As development advances, the cicatricula expands. “We are indebted to Pander,”[26] says Dr. Allen Thomson in his admirable essay above quoted, “for the important discovery, that towards the twelfth or fourteenth hour, in the hen’s egg the germinal membrane becomes divided into two layers of granules, the serous and mucous layers of the cicatricula; and that the rudimentary trace of the embryo, which has at this time become evident, is placed in the substance of the upper-most or serous layer.” “According to this observer, and according to Baer, the part of this layer which surrounds the primitive trace soon becomes thicker; and on examining this part with care, towards the eighteenth hour, we observe that a long furrow has been formed in it, in the bottom of which the primitive trace is situated; about the twentieth hour this furrow is converted into a canal open at both ends, by the junction of its margins (the plicæ primitivæ of Pander, the laminæ dorsales of Baer:) the canal soon becomes closed at the cephalic or swollen extremity of the primitive trace, at which part it is of a pyriform shape, being wider here than at any other part. According to Baer and Serres, some time after the canal begins to close, a semi-fluid matter is deposited in it, which on its acquiring greater consistence, becomes the rudiment of the spinal cord; the pyriform extremity or head is soon after this seen to be partially subdivided into three vesicles, which being also filled with a semi-fluid matter, gives rise to the rudimentary state of the encephalon.” “As the formation of the spinal canal proceeds, the parts of the serous layer which surrounds it, especially towards the head, become thicker and more solid, and before the twenty-fourth hour we observe on each side of this canal four or five small round opaque bodies, these bodies indicate the first formation of the dorsal vertebræ.

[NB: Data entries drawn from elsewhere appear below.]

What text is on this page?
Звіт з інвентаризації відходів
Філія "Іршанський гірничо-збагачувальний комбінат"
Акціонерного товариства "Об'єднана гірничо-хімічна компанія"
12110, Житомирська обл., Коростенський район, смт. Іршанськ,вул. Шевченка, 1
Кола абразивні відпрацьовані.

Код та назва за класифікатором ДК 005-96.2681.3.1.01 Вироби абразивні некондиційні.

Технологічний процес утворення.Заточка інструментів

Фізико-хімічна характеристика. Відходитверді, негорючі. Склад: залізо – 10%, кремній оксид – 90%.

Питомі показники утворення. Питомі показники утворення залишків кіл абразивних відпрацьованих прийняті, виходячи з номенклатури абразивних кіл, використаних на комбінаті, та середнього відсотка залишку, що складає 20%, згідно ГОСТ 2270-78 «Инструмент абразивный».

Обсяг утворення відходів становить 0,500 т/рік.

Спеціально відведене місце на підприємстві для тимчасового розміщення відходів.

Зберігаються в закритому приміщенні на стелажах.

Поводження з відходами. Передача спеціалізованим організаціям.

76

a Transparent area. b Laminæ dorsales. c Cephalic end. d Rudiments of dorsal vertebræ. e Serous layer. f Lateral portion of the primitive trace. g Mucous layer. h Vascular layer. k Laminæ dorsales united to form the spinal canal.

“About the same time, or from the twentieth to the twenty-fourth hour, the inner layer of the germinal membrane undergoes a farther division, and by a peculiar change is converted into the vascular mucous layers.” (A. Thomson, op. cit.) It will thus be seen, that the germinal membrane is that part of the ovum in which the first changes produced by impregnation are observed. The rudiments of the osseous and nervous systems are formed by the outer or serous layers; the outer covering of the fœtus or integuments, including the amnois, are also furnished by it. “The layer next in order has been called vascular, because in it the development of the principal parts of the vascular system appears to take place. The third, called the mucous layer, situated next the substance of the yelk, is generally in intimate connexion with the vascular layer, and it is to the changes which these combined layers undergo, that the intestinal, the respiratory, and probably also the glandular systems owe their origin.” (A. Thomson, op. cit. p. 298.)